Thank Hell for Little Girls
Warning: This review discusses aspects of the plot.
James Wan’s follow-up to his horror smash hit is another well-crafted exercise in writing around a documented hoax, literalising the claims of the deviant, deluded and mentally ill, to indulge the ‘I want to believe brigade’. His original movie cast cynical dispersions on a Rhode Island father who may circumstantially have abused his wife and children, instead imagining that a demon was, as the perpetrator claimed when addressing the gulls of Middle America, responsible for the bruising, bedwetting and damage to property. Who believed him? Ed and Lorraine Warren, Ghostbusters, here again made pretty by Patrick Wilson and Vera Farmiga.
In Part 2 they’re excusing the actions of North London girl, Janet Hodgson, one of many mannered cockneys populating the film, who in 1977 japed that she’d been possessed by the spirit of the old man who once occupied their Enfield council house. Before long her sisters were in on it, claiming their beds had been shaken by a malevolent presence. Finally, Mum Peggy, in life a plump and dumpy pearly queen, in movie land, Frances O’Connor auditioning for EastEnders, ignored the voice in her head that suggested her husband’s departure and new family might have sparked a thirst for attention, joined the fray and maintained the house was beset by inexplicable phenomena, including furniture that seemed to move itself, “levitation” events, and that old poltergeist calling card, breakages.
This being a horror franchise, Wan and writers Carey and Chad Hayes, have cleverly taken all the doubts and apparent evidence of fraud, including an incident in which a cameraman caught Janet faking the destruction of her kitchen through the window, and built setpieces and plot points around them. So in the fantasy version, Bill the spirit’s insistence that he’ll only talk to the assembled company – the Warrens, a local paranormal investigator – with their backs turned, becomes a terrific scene in which Janet’s soft focus image, over Patrick Wilson’s shoulder, slowly takes on the form of the old man, remaining eerily obscure. Janet’s red-handed demolition of the kitchen is recast as a sinister piece of supernatural manipulation, a threat from the spirit that he’ll hurt her family if she doesn’t cast doubt on his presence and force the help to leave. By weaving the fantasy around the reality this way, Wan fluffs those who innately distrust the grounded and banal, who’d rather graft on their superstitions. The result’s one of his best haunted house larks, a movie in which his experience with the genre pays uncanny and dread soaked dividends.

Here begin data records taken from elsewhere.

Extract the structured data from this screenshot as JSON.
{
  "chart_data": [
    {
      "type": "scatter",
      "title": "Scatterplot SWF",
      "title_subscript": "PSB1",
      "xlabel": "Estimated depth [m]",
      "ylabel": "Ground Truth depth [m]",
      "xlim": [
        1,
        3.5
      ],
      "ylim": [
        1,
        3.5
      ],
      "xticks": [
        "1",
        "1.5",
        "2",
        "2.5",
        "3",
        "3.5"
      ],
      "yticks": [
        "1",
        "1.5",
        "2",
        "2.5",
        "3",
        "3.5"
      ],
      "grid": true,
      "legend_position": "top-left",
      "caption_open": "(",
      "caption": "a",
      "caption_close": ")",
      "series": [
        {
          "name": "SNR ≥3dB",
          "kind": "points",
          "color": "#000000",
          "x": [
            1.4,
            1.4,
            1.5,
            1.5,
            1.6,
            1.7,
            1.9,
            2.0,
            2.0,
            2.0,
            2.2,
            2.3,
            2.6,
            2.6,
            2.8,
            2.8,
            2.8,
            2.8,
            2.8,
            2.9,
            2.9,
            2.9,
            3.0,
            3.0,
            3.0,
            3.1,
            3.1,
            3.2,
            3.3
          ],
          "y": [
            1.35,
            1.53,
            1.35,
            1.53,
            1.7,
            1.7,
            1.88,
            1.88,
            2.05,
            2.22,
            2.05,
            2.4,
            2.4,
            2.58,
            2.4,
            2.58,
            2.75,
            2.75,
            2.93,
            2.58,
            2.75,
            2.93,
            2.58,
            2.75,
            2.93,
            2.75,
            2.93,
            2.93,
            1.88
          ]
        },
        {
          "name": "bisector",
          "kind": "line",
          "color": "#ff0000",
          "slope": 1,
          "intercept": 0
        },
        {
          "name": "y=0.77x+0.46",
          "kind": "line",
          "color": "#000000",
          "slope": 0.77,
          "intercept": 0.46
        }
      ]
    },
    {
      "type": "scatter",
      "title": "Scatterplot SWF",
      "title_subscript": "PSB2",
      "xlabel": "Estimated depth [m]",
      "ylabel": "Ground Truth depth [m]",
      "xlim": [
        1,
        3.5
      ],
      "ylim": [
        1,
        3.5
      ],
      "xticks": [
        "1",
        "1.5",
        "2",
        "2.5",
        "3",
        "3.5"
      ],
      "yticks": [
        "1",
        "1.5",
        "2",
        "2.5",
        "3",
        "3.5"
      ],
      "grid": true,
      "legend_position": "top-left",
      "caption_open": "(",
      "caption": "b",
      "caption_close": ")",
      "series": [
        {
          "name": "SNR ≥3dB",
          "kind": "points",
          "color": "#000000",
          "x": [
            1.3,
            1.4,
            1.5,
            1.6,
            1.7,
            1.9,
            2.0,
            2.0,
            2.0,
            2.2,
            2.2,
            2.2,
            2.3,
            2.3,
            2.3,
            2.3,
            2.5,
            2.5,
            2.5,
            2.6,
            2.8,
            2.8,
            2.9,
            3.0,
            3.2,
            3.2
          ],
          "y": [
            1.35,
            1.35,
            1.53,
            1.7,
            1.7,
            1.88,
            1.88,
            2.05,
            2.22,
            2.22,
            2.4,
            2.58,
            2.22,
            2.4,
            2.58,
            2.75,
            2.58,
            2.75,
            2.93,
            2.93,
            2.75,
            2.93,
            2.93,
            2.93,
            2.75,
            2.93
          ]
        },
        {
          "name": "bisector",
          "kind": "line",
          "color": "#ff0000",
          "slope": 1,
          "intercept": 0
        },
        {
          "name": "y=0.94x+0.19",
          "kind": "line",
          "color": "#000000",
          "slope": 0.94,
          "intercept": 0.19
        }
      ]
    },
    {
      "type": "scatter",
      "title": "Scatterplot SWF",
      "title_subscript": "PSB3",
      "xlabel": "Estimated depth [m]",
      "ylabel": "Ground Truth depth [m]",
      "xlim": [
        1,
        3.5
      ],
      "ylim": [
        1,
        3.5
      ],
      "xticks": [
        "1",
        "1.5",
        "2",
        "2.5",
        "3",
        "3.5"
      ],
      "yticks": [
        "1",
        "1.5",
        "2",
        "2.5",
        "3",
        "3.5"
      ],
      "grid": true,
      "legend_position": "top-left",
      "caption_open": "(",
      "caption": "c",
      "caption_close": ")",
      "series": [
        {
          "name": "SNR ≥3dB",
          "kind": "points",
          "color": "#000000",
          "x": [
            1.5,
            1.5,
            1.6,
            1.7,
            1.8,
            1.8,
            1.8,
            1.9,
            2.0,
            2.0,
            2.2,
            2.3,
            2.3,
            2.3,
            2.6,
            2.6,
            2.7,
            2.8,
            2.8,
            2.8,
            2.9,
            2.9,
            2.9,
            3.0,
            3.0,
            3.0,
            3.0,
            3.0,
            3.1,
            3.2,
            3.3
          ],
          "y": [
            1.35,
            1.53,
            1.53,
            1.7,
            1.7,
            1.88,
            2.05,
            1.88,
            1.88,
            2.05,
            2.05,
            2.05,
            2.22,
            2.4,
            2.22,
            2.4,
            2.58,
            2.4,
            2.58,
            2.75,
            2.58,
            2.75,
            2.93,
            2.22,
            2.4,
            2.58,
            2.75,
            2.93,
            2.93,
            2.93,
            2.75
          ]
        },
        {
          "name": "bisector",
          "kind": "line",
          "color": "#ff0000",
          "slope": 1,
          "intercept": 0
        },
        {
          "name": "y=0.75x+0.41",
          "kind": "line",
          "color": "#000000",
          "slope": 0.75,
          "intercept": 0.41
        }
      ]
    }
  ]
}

Some of the contortions are too much, even for bullshit specialists. In an attempt to give the Warrens their own arc and not have them be mere passive bystanders in someone else’s cor blimey experience, Wan links the haunting with an Amityville prologue that sees Lorraine Warren plagued by a Nun Demon, who warns her off messing with the dead by prophesying the death of husband Ed. It’s not clear why the evil Nun would bait a trap several thousand miles away, when presumably it could attack a local family, or elaborately use another ghost as a cover for its sinister scheme, but if you believe in ghosts (or want to), you’re probably not that interested. ‘Don’t worry about this feeling a little forced or tacked on,’ says Wan, ‘just enjoy being spooked’.
Aside from a few misjudged moments, when Wan remembers that characters aren’t mere props for jump scares or the shivers, and insists on giving them emotional moments, we enjoy The Conjuring 2 very much. The maestro’s made so many of these movies now, he can do it down the phone, but there’s plenty of craft in the shocks and the perfectly integrated practical and visual effects, even if we’ve seen Wan’s box of tricks many times before.
Though the layout of the Hodgson’s real Enfield home is unknown, it’s likely it wasn’t nearly as big as the one we see here, but if it didn’t have a long creaky staircase, whiny doors, a waterlogged basement and an imposing landing with a creepy tent at the end of it, Wan wouldn’t be able to command the space as he likes to do – sliding between rooms, around corners, moving into nooks from across a room. This is the man’s bread and butter and no horror director working today is quite so adept at playing with interiors as he. Consequently, if there’s another “true story” to be told, Wan’s the man to tell it. Just don’t ask too many questions about the source material.